Do you, together with your colleagues, want to take an earnest look at the way in which you operate on the work floor? Are you in need of a quiet place where you and your co-workers/professional colleagues, can discuss challenging issues in confidence? Or do you, as an organisation, want your employees to reflect better on their work, learn to ask themselves questions or find each other in case of problems?


The word intervision (or peer review) is increasingly thought of as being the way to professionalise yourself on the work floor.

But what is intervision?

Intervision is a method to learn from each other in regards to everyday work issues. This is done with a group of colleagues and peers in a self-managing, but structured way. The methodical approach, focused on first exploring the question before giving advice, strengthens the communication and strategic skills of the participants and utilises the diversity of the group.

Through good conditions and principles a sense of trust and safety is created, in which participants optimally reflect on an introduced issue, discuss vulnerabilities and devise new actions. Intervision can therefore be seen as a specific form of professional development.

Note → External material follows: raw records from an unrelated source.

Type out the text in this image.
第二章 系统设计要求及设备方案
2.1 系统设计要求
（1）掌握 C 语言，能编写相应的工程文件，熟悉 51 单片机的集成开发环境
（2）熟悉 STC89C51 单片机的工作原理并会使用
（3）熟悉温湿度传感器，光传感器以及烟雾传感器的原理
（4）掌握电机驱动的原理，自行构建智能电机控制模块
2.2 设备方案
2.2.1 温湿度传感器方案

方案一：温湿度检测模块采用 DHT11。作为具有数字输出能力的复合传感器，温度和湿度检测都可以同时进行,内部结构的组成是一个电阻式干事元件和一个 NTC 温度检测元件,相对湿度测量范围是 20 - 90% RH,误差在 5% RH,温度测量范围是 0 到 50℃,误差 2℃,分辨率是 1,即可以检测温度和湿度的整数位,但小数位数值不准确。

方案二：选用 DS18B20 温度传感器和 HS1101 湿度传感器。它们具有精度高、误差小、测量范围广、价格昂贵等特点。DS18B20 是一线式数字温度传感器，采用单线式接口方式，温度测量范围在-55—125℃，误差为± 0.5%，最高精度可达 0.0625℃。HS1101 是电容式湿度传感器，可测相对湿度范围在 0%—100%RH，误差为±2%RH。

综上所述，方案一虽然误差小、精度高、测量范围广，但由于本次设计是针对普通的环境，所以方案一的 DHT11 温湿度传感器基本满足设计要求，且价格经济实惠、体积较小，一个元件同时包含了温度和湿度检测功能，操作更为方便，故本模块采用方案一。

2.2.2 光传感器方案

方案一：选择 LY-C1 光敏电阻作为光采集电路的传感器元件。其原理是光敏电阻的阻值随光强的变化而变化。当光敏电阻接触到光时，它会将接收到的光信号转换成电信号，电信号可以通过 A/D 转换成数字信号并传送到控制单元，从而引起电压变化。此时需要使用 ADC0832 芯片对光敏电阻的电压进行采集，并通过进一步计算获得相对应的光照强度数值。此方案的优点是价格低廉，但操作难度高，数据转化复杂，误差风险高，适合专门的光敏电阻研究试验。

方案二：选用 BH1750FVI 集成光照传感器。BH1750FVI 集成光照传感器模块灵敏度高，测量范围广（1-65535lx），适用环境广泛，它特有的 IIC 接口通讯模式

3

To participants, intervision also means a moment of peace and reflection in a work environment that is often subject to constant change and sudden demands on everyone’s adaptability.

Intervision is valuable because it strives towards a culture of trust at relatively low cost because it is an element of a learning organisation. The participants will learn to explore the principles of their professional behaviour and to determine whether those principles are still useful, or need to be adapted.

To get the desired results from intervision, it is necessary that it takes place in a structured and careful manner. Effective intervision processes therefore require a disciplined approach, knowledge of the group process and an attitude of deferred judgment and advice. Otherwise there is a risk that the meetings will have little structure, lack depth or unintentionally place the emphasis on “safe and cosy”. Also, other organisational goals can be confused with intervision, making intervision no longer a proper place for proper reflection. Good intervision therefore requires the use of certain knowledge and skills. These can all be learned.

Happy is he who has come to know the causes of things - Vergilius

The following examples come from an unruly intervision practice, taken directly from the work floor. It seems the principles are not handled properly. Recognisable? Supervised intervision can provide a solution.

  • Our intervision group is more like a social gathering, and doesn’t really address work problems.
  • Our intervision group has little structure. We often don’t know where things are heading during a session.
  • My manager is also part of my intervision group. That often keeps me from speaking my mind.
  • Attendance is highly variable in my intervision group. This reduces the motivation.
  • If I input a case in my intervision group, I am often overwhelmed with advice. I feel judged by others.
  • I would like to try another intervision method.
  • When I lead an intervision session, I find it very difficult.
  • The participants do not feel safe in the intervision group. How did that happen?
  • I don’t know how to stimulate reflection and create the peaceful atmosphere to properly explore the case at hand.